Karlsruhe hat - nicht unerwartet - den Staatsvertrag für das ZDF in wesentlichen Punkten für verfassungswidrig erklärt - Muslime bleiben immer noch aussen vor

Nicht betroffen von der Entscheidung sind die großen Kirchen und der
Zentralrat der Juden. Erst einmal. Dies hängt mit der Struktur des
Vertrages zusammen, den die Richter des Ersten Senats in wesentlichen
Punkten für verfassungswidrig erklärten. Ziel ist es, das «Gebot der
Staatsferne» zu gewährleisten und das ZDF vor den Einflussversuchen
der Parteien zu schützen. Denn die bestimmen nicht nur, wer Bund,
Länder und Kommunen in den Aufsichtsgremien vertritt, sondern nehmen
über die Ministerpräsidentenkonferenz auch noch Einfluss darauf, wer
für gesellschaftliche Interessenorganisationen im Fernseh- und
Verwaltungsrat sitzt.

Unabhängig davon sind die Vertreter der Religionsgemeinschaften:
Marlehn Thieme vom Rat der Evangelischen Kirche (EKD) und Hans Ulrich
Anke, Präsident des EKD-Kirchenamts, sowie die Leiterin des
Katholischen Büros in Schleswig-Holstein, Beate Bäumer, und der
Sekretär der Deutschen Bischofskonferenz, P. Hans Langendörfer SJ.
Hinzu kommt Salomon Korn, der Vizepräsident des Zentralrats der
Juden. Doch Einfluss im ZDF-Fernsehrat ausüben können auch Johannes
Stockmeier und Prälat Peter Neher, die Präsidenten des Diakonischen
Werks bzw. des Deutschen Caritasverbands. Sie haben ihre Plätze als
zwei der vier Repräsentanten der Freien Wohlfahrtspflege.
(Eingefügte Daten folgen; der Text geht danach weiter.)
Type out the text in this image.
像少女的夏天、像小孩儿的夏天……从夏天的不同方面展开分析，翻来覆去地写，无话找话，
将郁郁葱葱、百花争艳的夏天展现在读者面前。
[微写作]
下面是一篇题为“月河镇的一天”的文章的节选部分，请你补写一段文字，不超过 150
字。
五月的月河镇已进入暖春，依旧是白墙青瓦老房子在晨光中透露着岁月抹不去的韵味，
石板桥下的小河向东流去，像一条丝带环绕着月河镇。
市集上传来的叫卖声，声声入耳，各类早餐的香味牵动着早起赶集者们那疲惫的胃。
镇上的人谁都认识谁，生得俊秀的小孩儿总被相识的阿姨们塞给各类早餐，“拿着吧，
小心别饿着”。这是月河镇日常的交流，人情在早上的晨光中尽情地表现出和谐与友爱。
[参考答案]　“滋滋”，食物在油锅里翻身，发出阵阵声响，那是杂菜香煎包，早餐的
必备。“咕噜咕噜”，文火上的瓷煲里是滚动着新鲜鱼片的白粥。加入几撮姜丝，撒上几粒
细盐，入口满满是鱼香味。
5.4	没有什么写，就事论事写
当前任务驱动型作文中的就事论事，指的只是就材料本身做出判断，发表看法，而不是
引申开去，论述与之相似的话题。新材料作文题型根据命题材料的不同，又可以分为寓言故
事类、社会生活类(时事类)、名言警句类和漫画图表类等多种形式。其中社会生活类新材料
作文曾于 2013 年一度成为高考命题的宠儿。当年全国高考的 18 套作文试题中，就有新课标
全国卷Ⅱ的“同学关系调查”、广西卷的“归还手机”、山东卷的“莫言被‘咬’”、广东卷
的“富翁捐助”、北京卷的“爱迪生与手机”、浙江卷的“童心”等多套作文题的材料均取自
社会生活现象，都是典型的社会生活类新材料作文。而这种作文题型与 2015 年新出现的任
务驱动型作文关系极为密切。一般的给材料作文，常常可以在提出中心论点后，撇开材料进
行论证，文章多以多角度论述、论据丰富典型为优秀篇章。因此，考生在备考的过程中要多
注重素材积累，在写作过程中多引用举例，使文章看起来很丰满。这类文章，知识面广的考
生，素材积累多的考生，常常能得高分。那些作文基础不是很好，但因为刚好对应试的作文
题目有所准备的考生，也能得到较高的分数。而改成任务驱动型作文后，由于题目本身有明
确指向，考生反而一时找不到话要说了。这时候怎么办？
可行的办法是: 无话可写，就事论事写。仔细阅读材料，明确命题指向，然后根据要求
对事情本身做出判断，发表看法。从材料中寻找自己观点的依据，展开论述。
Aber wie soll die ambitionierte Vorgabe des Gericht umgesetzt werden,
den Vertrag bis Mitte 2015 auf neue Füße zu stellen? Dass bei den
jetzt beginnenden Debatten die Frage gestellt wird, wie künftig die
Religionen vertreten sein werden, liegt auf der Hand. Ob nach dem
Vorbild des 2013 von Baden-Württemberg und Rheinland-Pfalz
verabschiedeten neuen SWR-Staatsvertrags ein Platz für einen
muslimischen Vertreter geschaffen werden soll, wollte
Ministerpräsidentin Malu Dreyer (SPD) unmittelbar nach der
Urteilsverkündung nicht beantworten. Schnelle konkrete Festlegungen
sind politisch oft kontraproduktiv.

Die Änderung im Südwesten war damit verbunden, dass zwar bei den
beiden Landeskirchen und Bistümern in Baden-Württemberg der status
quo erhalten blieb, die Evangelikalen aber ihren Platz im Rundfunkrat
räumen mussten - was die Protestanten nicht erfreute. Würde in Mainz
ein Platz für Muslime geschaffen, entstünden vielleicht rechtliche
Probleme: Denn wer ist Ansprechpartner für den Islam, welche Gruppe
entsendet einen Vertreter, wie will man damit umgehen, wenn die
verschiedenen islamischen Richtungen auch voneinander abweichende
personelle Vorstellungen haben? Solch schwierige Debatten sind aus
anderen Bereichen bereits bestens bekannt.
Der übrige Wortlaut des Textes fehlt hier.